In the cells corresponding to hit trials and cr trials there will be a 10 x 10
matrix containing the raw regional connection strength of brain network,
in the sequence indicated by "r_name": for example, data in the 2nd row,
3rd conlumn indicate functional output from V2M to V2L.
Similarly, “C_reg_collection_outputsum_ranked_full” ,
“C_reg_collection_inputsum_ranked_full” and
"C_reg_collection_ranked_among_all_full" contains rankized data from
"C_reg_collection_full" .(see paper for more details)
Trial identity can be retrieved from behav_log.res_vector and
effective_range. 1 is for hit, 2 is for cr, -1 is for miss, -2 is for fa.
Command to repeat analysis in the paper:
ana_GNGS3_TSPEDyn_TS_Shared('C57#xxx-dxxx_SpkAndBehav-Shared.mat',-0.4,0.8,2,20,200,xx)

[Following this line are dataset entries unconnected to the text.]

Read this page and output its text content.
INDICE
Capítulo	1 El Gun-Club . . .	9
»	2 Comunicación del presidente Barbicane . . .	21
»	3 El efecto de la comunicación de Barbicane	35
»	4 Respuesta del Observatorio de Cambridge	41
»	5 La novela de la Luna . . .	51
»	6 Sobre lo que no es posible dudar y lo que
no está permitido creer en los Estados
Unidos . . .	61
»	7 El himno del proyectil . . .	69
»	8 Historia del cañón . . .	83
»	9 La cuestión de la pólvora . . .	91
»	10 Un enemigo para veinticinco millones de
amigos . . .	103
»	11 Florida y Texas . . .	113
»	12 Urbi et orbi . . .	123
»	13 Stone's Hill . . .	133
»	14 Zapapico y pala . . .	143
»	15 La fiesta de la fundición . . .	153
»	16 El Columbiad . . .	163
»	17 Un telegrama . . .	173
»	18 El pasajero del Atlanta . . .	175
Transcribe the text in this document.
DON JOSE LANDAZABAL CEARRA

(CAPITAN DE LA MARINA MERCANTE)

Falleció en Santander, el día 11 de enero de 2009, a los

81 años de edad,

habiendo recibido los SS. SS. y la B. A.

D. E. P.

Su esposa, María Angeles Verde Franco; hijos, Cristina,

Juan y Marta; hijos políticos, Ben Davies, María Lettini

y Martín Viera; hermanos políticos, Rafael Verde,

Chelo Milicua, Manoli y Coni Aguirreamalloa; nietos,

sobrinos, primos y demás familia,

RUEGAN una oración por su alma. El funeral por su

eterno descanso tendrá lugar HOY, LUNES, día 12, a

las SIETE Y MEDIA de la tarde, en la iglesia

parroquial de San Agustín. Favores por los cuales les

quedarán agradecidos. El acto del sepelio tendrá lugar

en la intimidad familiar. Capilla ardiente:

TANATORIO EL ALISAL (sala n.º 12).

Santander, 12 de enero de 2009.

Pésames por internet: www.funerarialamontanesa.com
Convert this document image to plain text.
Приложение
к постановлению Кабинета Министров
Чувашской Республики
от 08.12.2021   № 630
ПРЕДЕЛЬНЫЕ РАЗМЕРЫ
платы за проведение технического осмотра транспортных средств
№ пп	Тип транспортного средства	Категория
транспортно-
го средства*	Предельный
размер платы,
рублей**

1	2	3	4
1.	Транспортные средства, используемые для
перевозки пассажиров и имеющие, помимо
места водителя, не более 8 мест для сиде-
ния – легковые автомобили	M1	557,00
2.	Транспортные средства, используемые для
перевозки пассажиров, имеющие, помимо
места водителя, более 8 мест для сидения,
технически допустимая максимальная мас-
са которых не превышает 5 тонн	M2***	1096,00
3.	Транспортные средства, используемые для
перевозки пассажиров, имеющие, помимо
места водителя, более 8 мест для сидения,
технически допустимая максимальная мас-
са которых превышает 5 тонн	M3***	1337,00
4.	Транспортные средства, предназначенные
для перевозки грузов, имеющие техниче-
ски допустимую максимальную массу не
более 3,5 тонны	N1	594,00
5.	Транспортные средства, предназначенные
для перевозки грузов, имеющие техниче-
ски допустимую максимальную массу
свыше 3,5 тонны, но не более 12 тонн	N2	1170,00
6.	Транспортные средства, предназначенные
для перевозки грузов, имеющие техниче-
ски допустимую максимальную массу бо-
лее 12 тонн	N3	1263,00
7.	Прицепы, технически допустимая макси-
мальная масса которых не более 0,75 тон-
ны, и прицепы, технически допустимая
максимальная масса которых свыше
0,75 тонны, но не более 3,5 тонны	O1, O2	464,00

Behavioral experiments were controlled using custom Matlab (MathWorks) scripts together with digital I/O devices (Arduino Uno R3, Arduino) for trial events and triggers. Neural signals were amplified and filtered with the SpikeGadgets 1024-channel recording system (SpikeGadgets). Task-related behavioral events were converted to TTL pulses and simultaneously recorded by the SpikeGadgets system to ensure synchronization with neural data. Data analyses were conducted using custom Matlab scripts.